I like this question

  1. Jim James, CFA, supervises several financial analysts at his firm. James’ compensation is tied to the commissions of the brokers in the firm. James tells Sally Jones, an analyst, to use a report prepared by a rival firm as the basis for her report. He tells her that she will need to make minor changes and that she can then put her name on the report before sending it to clients. The report contains a “Buy” recommendation on a stock in which James’ supervisor owns a large stake. If Jones complies with James’ request: A. she has violated Standard I© Misrepresentation, but James has not. B. both she and James have violated Standard I© Misrepresentation. C. neither she nor James has violated Standard I© Misrepresentation. D. James has violated Standard I© Misrepresentation, but Jones has not. I got it wrong but its obvious why when i looked back

i guess the answer is B. what is the answer

A? She violates Misrepresentation. He violated also, but not Misrepresentation.

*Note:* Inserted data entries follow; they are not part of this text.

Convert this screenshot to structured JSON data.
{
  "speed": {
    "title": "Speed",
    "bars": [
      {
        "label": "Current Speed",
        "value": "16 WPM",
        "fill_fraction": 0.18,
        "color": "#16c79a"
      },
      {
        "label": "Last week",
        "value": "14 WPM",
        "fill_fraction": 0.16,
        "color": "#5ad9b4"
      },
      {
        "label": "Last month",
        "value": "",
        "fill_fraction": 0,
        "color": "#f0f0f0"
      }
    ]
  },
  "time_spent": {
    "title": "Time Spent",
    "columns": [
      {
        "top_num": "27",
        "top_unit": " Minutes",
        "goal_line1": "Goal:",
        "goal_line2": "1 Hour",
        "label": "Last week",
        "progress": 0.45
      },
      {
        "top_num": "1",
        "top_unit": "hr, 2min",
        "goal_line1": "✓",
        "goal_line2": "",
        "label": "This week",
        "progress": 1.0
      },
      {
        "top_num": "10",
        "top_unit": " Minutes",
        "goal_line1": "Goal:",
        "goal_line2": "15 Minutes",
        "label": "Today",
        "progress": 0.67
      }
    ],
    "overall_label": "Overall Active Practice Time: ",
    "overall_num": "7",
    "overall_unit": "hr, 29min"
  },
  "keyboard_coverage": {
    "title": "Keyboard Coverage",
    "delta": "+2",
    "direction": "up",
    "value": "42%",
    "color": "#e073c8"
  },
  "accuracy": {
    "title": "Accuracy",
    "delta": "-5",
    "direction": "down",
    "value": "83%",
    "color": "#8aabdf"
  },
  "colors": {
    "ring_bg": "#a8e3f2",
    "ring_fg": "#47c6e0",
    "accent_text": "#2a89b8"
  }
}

A… he didn’t violate misrepresentation

Don’t like this question as much Fred Dean, CFA, has just taken a job as trader for LPC, a large insurance company. One of his first duties in his new position is to execute the purchase ofa block of East Street Industries, a firm that is a major client of his previous employer. During his prior employment, Dean was informed directly by East Street’s CEO that the company’s sales have experienced a sudden drop and are20% below current analyst estimates. This information has not yet been announced. In reviewing the research report supporting the purchase decision, Dean realizes that the buy decision is based on sales forecasts that he knows are wrong. Which of the following actions would be the most appropriate for Dean to take according to CFA Institute Standards of Professional Conduct? A. Anonymously post the information about the drop in sales on an Internet bulletin board to achieve public dissemination of the inforination and inform his supervisor of the posting. B. Contact the CEO and urge him to make the information public and make the trade if he refuses. C. Share the information only with his immediate supervisor and the firm’s compliance officer. D. Request that the firm place East Street’s stock on a restricted list and refuse to make any buy or sell trades of the company’s stock. Answer is B… wouldn’t he be then acting on material nonpublic information

Nevermind I get it haha

i dont…how is b the right answer?

Because if he refuses to do the transaction he would be using the material nonpublic information… Remember that the information is telling him not to make the purchase

Why not D? It isn’t his duty to inform CEO to make public announcement right? it is part of the duty of analyst. or requirement of the standard of conduct? sfagan, appreciate if you could enlighten me.

the answer is A

It isn’t his duty to make the CEO announce the information… But he was already going to act and sell the stock. If he does not buy the stock he would be acting on material non public information… So he wants the ceo to announce the information so that he doesn’t have to buy it.